F. Scott Fitzgerald's 1925 novel, "The Great Gatsby," captured the glitter and moral excesses of that era better than any other novel in our canon. Interestingly, at least to me, are the parallels between Donald J. Trump and Jay Gatsby. They are both larger than life, surrounded by beautiful women and the trappings of great wealth. They both live in palatial if somewhat garish surroundings. They both throw large parties where the hosts neither drink nor have meaningful relationships with the guests. The wealth of both men is tainted by mystery — where did it all come from?
Both men are also products of ancestors who were relatively recent immigrants, and both men rose from their origins to achieve the American Dream (e.g., wealth, power and fame). Gatsby was suspected of being a mobster by all those flappers and Hollywood types who attended his lavish parties; and many, at least in the media, suspect Trump of mob connections both in America and Russia.
In the novel, Nick Carraway, the narrator, overlooks Gatsby's faults, and much of the American public did the same with Trump in the last election, and continues to do so in spite of book revelations and alleged payoffs to women of the night.

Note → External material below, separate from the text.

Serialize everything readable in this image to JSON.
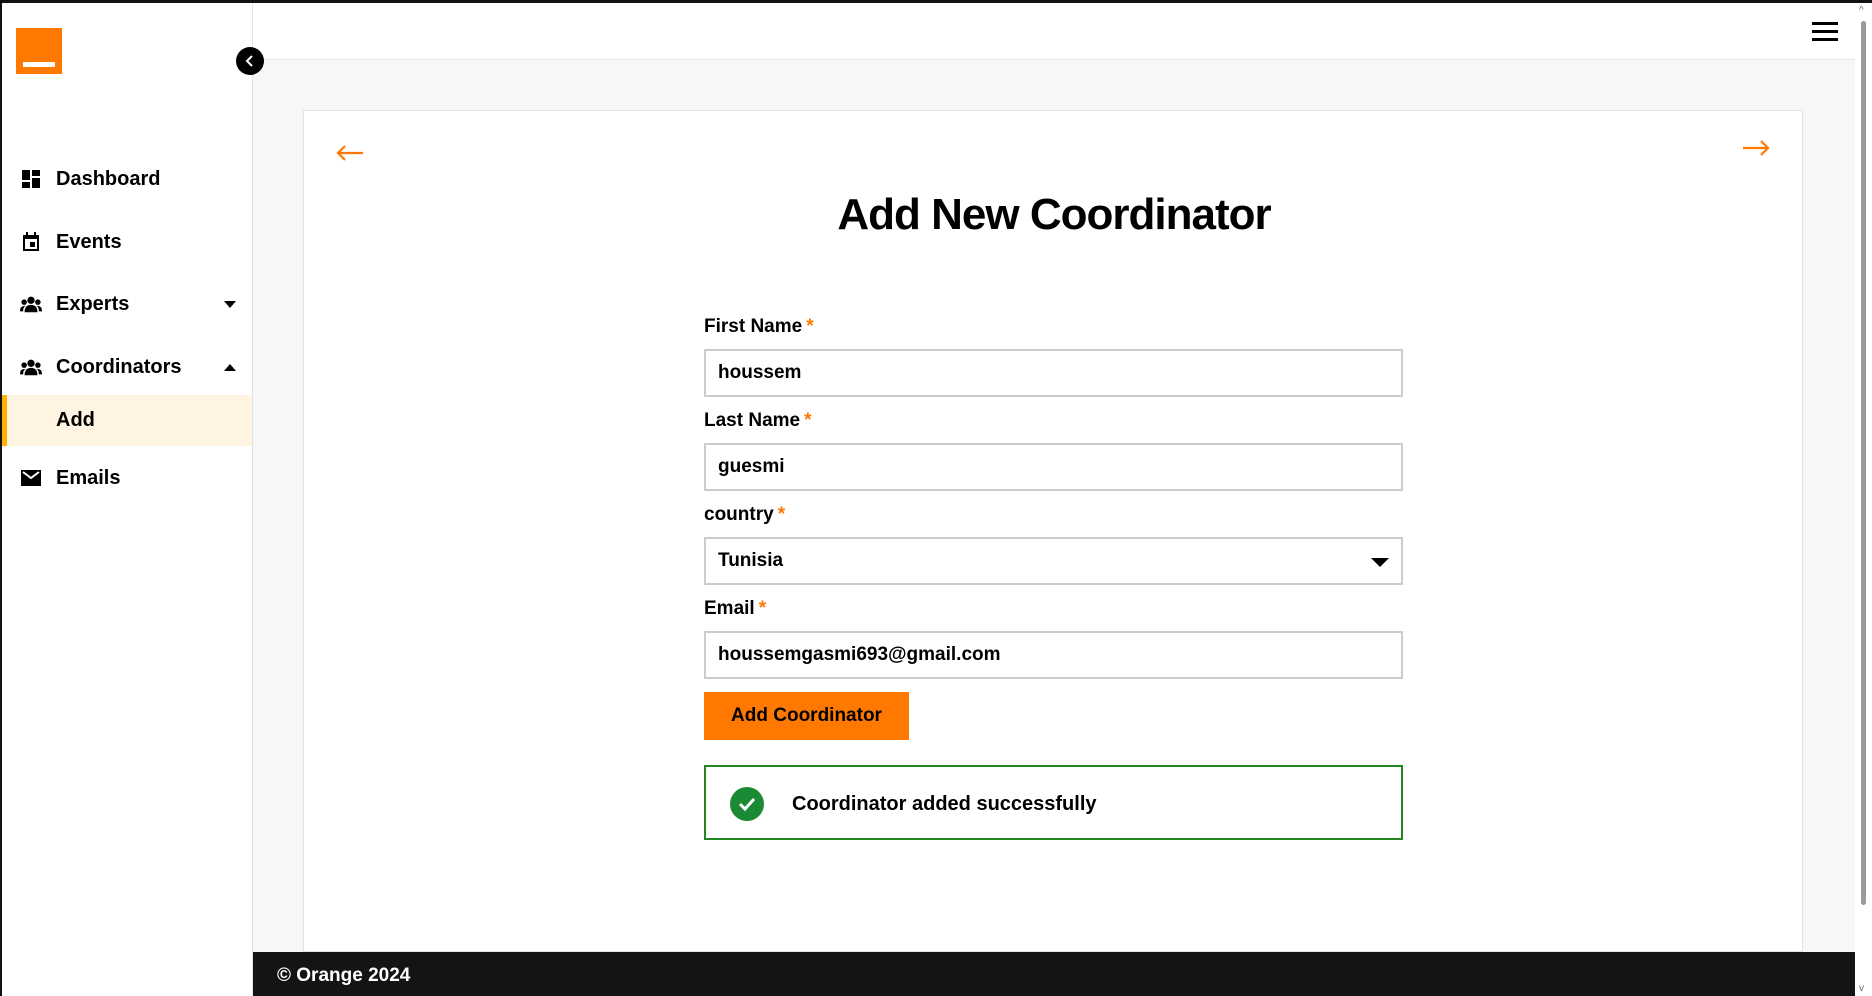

We also seem to be living in a Gilded Age, just like the 1920s. Excess wealth is flaunted in mansions and yachts, real estate is in another bubble, and the price of stocks is paralleling the year before the 1929 crash. Americans both now and in the 1920s are obsessed with celebrity. We are still drawn to Al Capone types and movie stars and sports heroes who rake in the money far more than they deserve, if we consider their contributions to the common good of our society.
Where Gatsby and Trump diverge is in what motivates them. Gatsby built up his underworld empire and bought his mansion, where he threw his parties, motivated by a single romantic ideal, his love — his obsession — for Daisy Buchanan. He hoped that she would suddenly appear one night at one of his parties. Daisy was a Louisville woman he had briefly met and then briefly loved during World War I, when he was a poor soldier. Drawn by wealth and stability, Daisy decided not to wait for Gatsby's return from the war and married Tom Buchanan, a product of inherited Lake Forest wealth.
Fitzgerald is both critical and admiring of Gatsby's romantic dream. For the author there is something pure about a dream that transcends wealth, a dream that is centered on another person, however shallow in our eyes. Yet the author shows that using illicit means to attain a dream ends in tragedy and disaster.
I am still trying to figure out if Donald J. Trump has core beliefs and romantic ideals. The difference between romantic delusions and narcissistic obsessions is that the former are centered on another person, the latter are centered on the self.
Trump will most likely never be called "great" in the sense of the title of Fitzgerald's novel. President Trump has attained great power and wealth, but what makes a person truly great is having dreams, ideals, morals and a set of beliefs which draw us to this person — however sucked in we are ourselves by the glitter, wealth and sexual exploitation so on display in our society.
Jesus wondered in his teachings: What does it profit a person to gain the whole world and lose one's soul? Gatsby lost his life in the novel, but not his soul. He maintained his misguided delusion of romantic love for Daisy Buchanan right to the end. For us romantics, there is something admirable about that, even though many of us can look back at our own romantic illusions — if we survived their destructive nature — and wonder: What did I see in her (or him)? Gatsby did not live long enough to ask that question.
What I hope to see in the president's second year of office is a set of core beliefs, some clear ideals which draw us toward him, and a compassion for others and less obsession with himself. If he does that, history might yet judge him great.